Vocal arts medicine provides care and prevention strategies for professional voice disorders in performing artists. The issue of correct "Fach" determination depending on the presence of a lyric or dramatic voice structure is of crucial importance for opera singers, as chronic overuse often leads to vocal fold damage. To avoid phonomicrosurgery or prevent a premature career end, our aim is to offer singers an improved, objective fach counseling using digital sound analyses and machine learning procedures. For this purpose, a large database of 2004 sound samples from professional opera singers was compiled. Building on this dataset, we employed a classic ensemble learning method, namely the Random Forest algorithm, to construct an efficient fach classifier. This model was trained to learn from features embedded within the sound samples, subsequently enabling voice classification as either lyric or dramatic. As a result, the developed system can decide with an accuracy of about 80% in most examined voice types whether a sound sample has a lyric or dramatic character. To advance diagnostic tools and health in vocal arts medicine and singing voice pedagogy, further machine learning methods will be applied to find the best and most efficient classification method based on artificial intelligence approaches.

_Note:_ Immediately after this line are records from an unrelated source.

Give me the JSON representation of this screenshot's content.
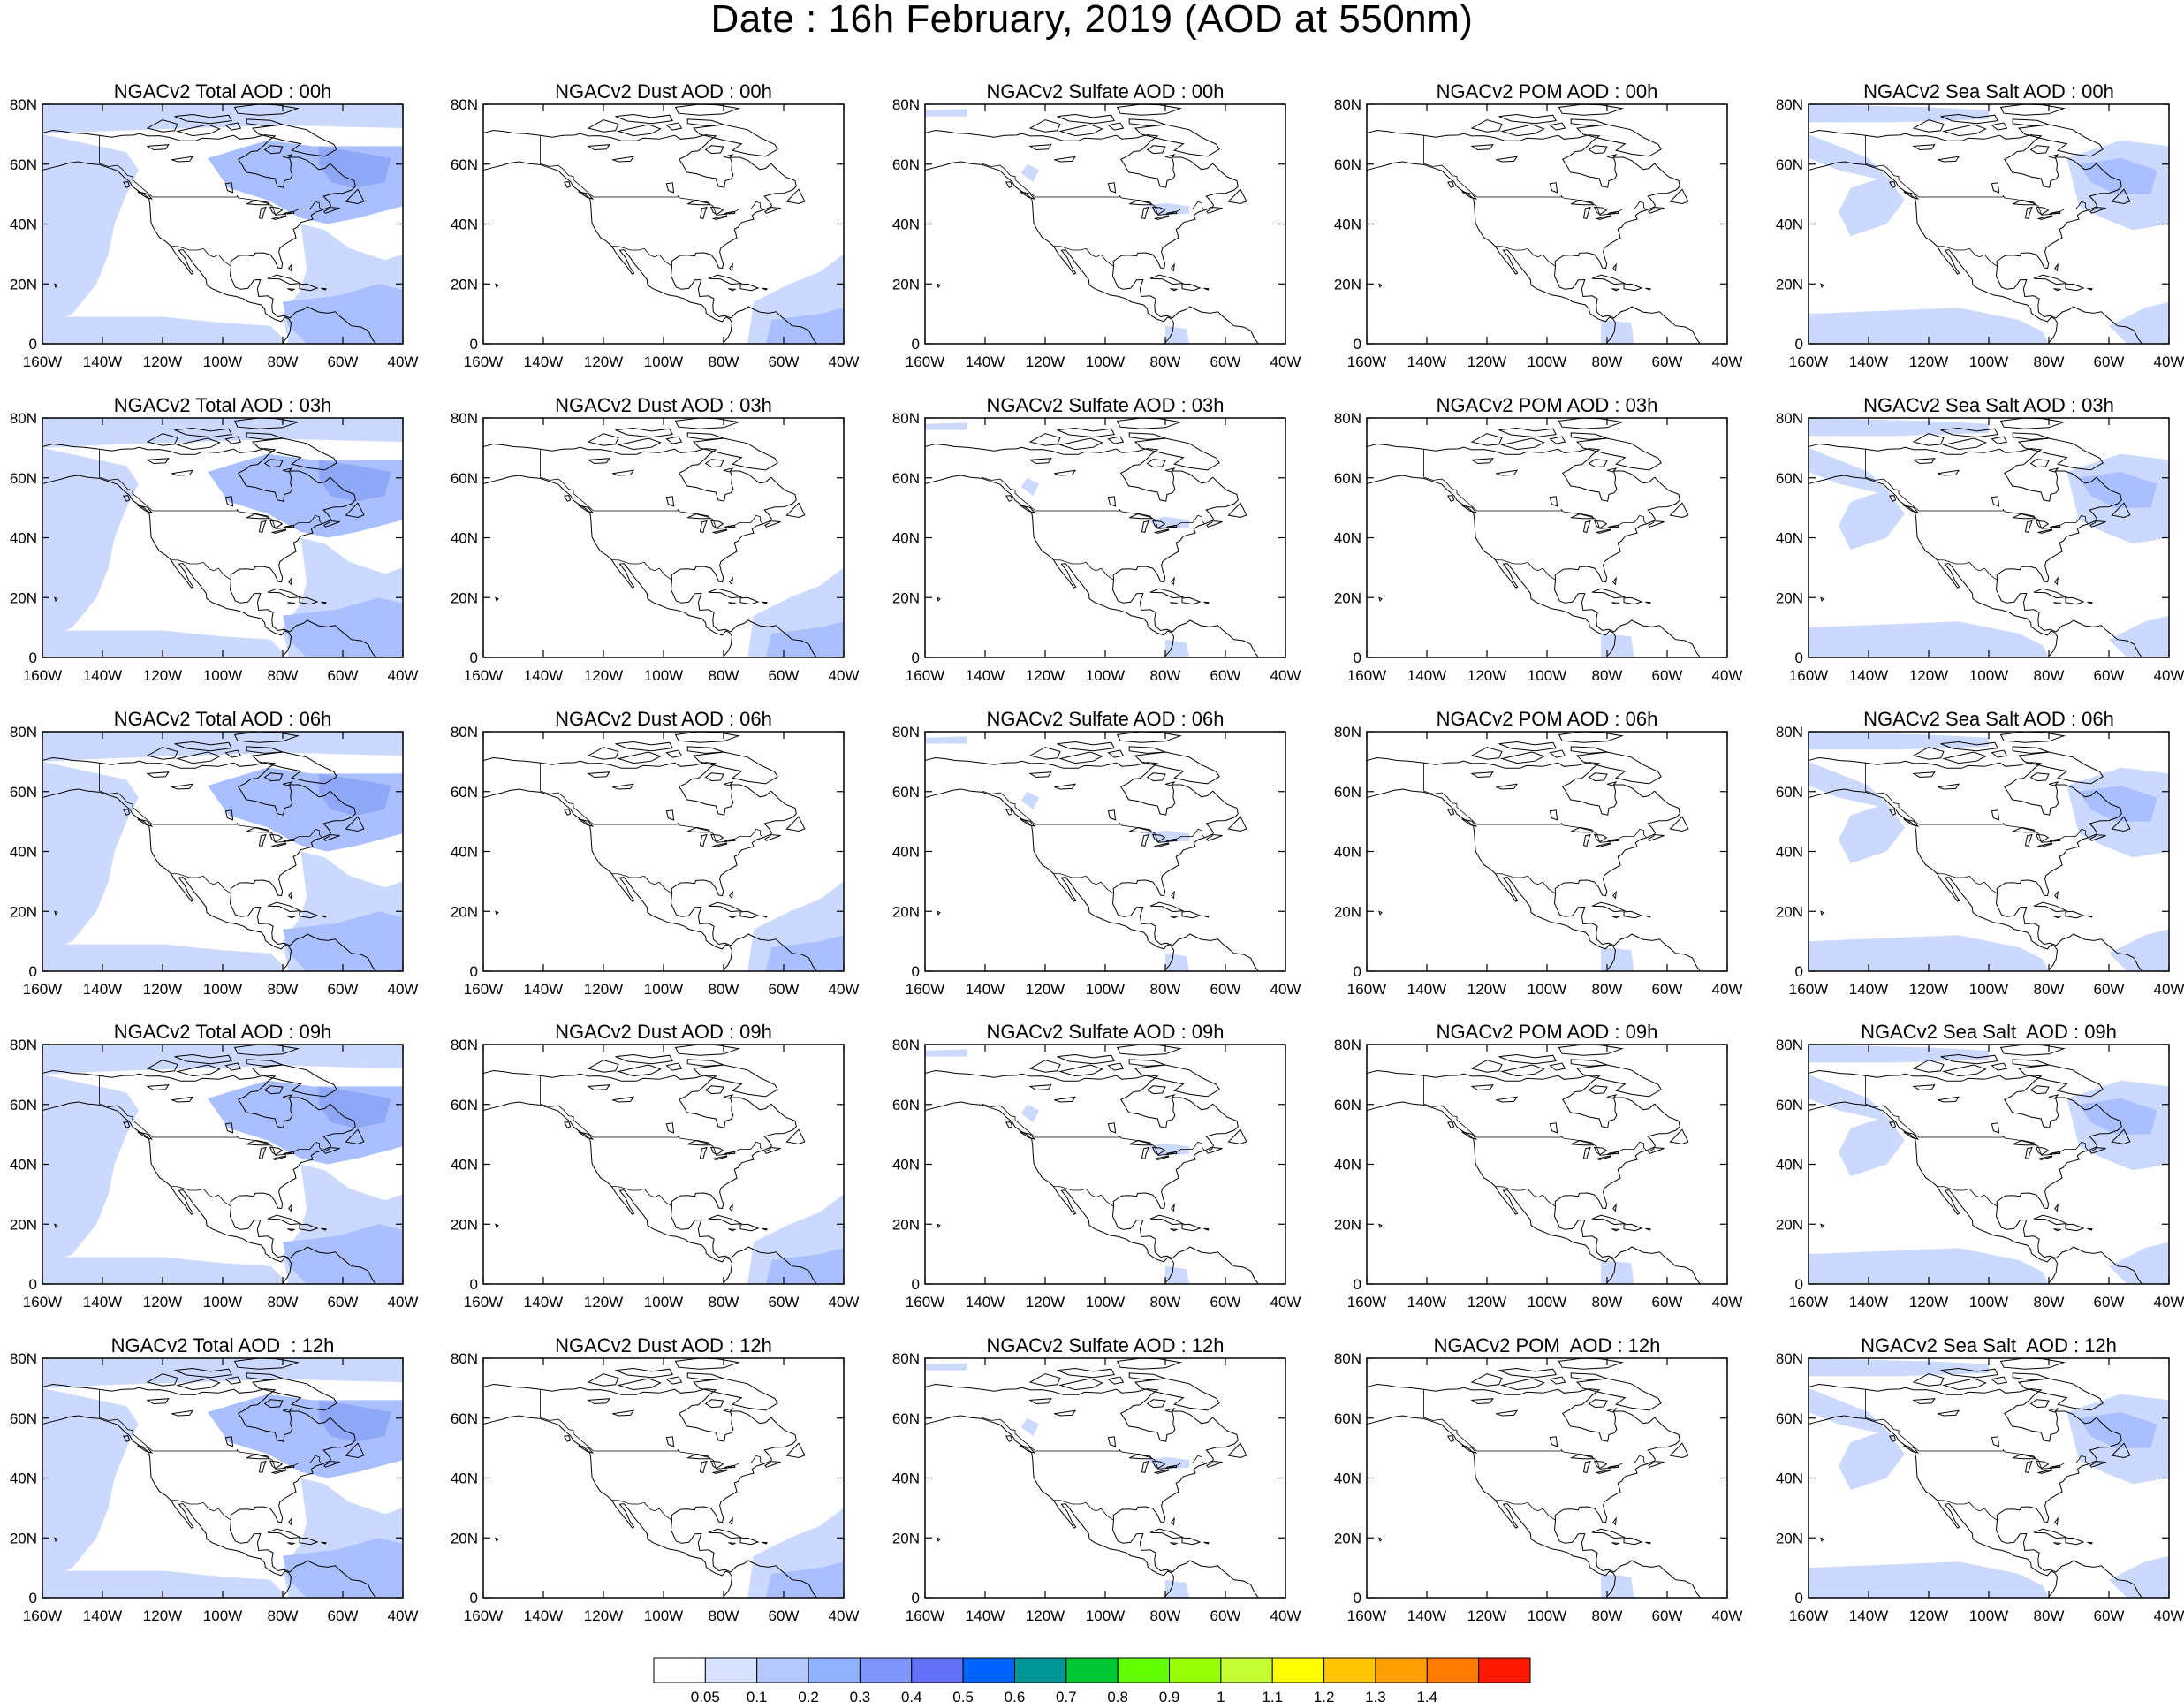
{
  "title": "Date : 16h February, 2019 (AOD at 550nm)",
  "map_extent": {
    "lon_min": -160,
    "lon_max": -40,
    "lat_min": 0,
    "lat_max": 80
  },
  "lat_ticks": [
    "80N",
    "60N",
    "40N",
    "20N",
    "0"
  ],
  "lon_ticks": [
    "160W",
    "140W",
    "120W",
    "100W",
    "80W",
    "60W",
    "40W"
  ],
  "species": [
    "Total",
    "Dust",
    "Sulfate",
    "POM",
    "Sea Salt"
  ],
  "hours": [
    "00h",
    "03h",
    "06h",
    "09h",
    "12h"
  ],
  "panel_titles": [
    [
      "NGACv2 Total AOD : 00h",
      "NGACv2 Dust AOD : 00h",
      "NGACv2 Sulfate AOD : 00h",
      "NGACv2 POM AOD : 00h",
      "NGACv2 Sea Salt AOD : 00h"
    ],
    [
      "NGACv2 Total AOD : 03h",
      "NGACv2 Dust AOD : 03h",
      "NGACv2 Sulfate AOD : 03h",
      "NGACv2 POM AOD : 03h",
      "NGACv2 Sea Salt AOD : 03h"
    ],
    [
      "NGACv2 Total AOD : 06h",
      "NGACv2 Dust AOD : 06h",
      "NGACv2 Sulfate AOD : 06h",
      "NGACv2 POM AOD : 06h",
      "NGACv2 Sea Salt AOD : 06h"
    ],
    [
      "NGACv2 Total AOD : 09h",
      "NGACv2 Dust AOD : 09h",
      "NGACv2 Sulfate AOD : 09h",
      "NGACv2 POM AOD : 09h",
      "NGACv2 Sea Salt  AOD : 09h"
    ],
    [
      "NGACv2 Total AOD  : 12h",
      "NGACv2 Dust AOD : 12h",
      "NGACv2 Sulfate AOD : 12h",
      "NGACv2 POM  AOD : 12h",
      "NGACv2 Sea Salt  AOD : 12h"
    ]
  ],
  "colorbar": {
    "labels": [
      "0.05",
      "0.1",
      "0.2",
      "0.3",
      "0.4",
      "0.5",
      "0.6",
      "0.7",
      "0.8",
      "0.9",
      "1",
      "1.1",
      "1.2",
      "1.3",
      "1.4"
    ],
    "colors": [
      "#ffffff",
      "#d6e2ff",
      "#b5c9ff",
      "#8fb2ff",
      "#7f96ff",
      "#6370f8",
      "#0063ff",
      "#009696",
      "#00c633",
      "#63ff00",
      "#96ff00",
      "#c6ff33",
      "#ffff00",
      "#ffc600",
      "#ffa000",
      "#ff7c00",
      "#ff1900"
    ]
  },
  "colors": {
    "light_aod": "#ccd9ff",
    "medium_aod": "#aabfff",
    "high_aod": "#8ea8f7"
  }
}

Keywords: digital sound analysis; dramatic voice structure; lyric voice structure; machine learning; opera singer; random forest; vocal arts medicine; voice classification; voice disorder prevention; voice timbre parameter.

Figure 1

Chart of the overall proposed workflow for fach classification in opera voices.

Figure 2

Labeling examples for selected sound samples in every investigated voice type (S—soprano, M—mezzo-soprano, T—tenor, B—baritone, L—bass). Voice structure: 1—dramatic, 2—lyric; gender: m—male, w—female; musical part: Isol—Isolde (from Tristan and Isolde by R. Wagner), Dora—Dorabella (from Così fan tutte by W.A. Mozart), Lohe—Lohengrin (from Lohengrin by R. Wagner), Mala—Maltesta (from Don Pasquale by G. Donizetti), Hage—Hagen (from Twilight of the Gods by R. Wagner); vowel sound symbols according to International Phonetic Alphabet: I—/i:/, U—/u:/, O—/o:/, A—/ɑ:/, E—/e:/; musical pitch according to scientific pitch notation (tuning of concert pitch A4 = 442 Hz): G4–394 Hz, G5–788 Hz, G♯4–417 Hz, C4–263 Hz, E♭3–156 Hz; index pitch/vowel: 1… n series number of the analyzed pitch/vowel in case of multiple occurrences.

Figure 3

Histograms of timbre parameters PHE (top) and SC (bottom), sorted by voice type (soprano to bass) as well as voice structure (lyric = blue, dramatic = green). Visually distinct plots when comparing lyric versus dramatic voice structure within a voice type can be easily differentiated (e.g., PHE baritone, SC soprano). Many histograms followed a normal distribution, with the most notable exception being lyric basses, who also suffered from the smallest sample size (n = 60).

Figure 4

Correlation heatmap of selected acoustic features in voice classification, showing the relationships between candidates for the input features in a RF model.

Figure 5

Confusion matrices of all examined voice types for the test dataset.

Figure 6

Importance of different features for the classification of voice structure in all investigated voice types, based on impurity.

Figure 7

SHAP summary plots of input features for sopranos and mezzo-sopranos (upper row), as well as tenors, baritones and basses (lower row). Features were sorted in descending order of the impact on the model output. In all plots, only the results for the dramatic voice structure are shown.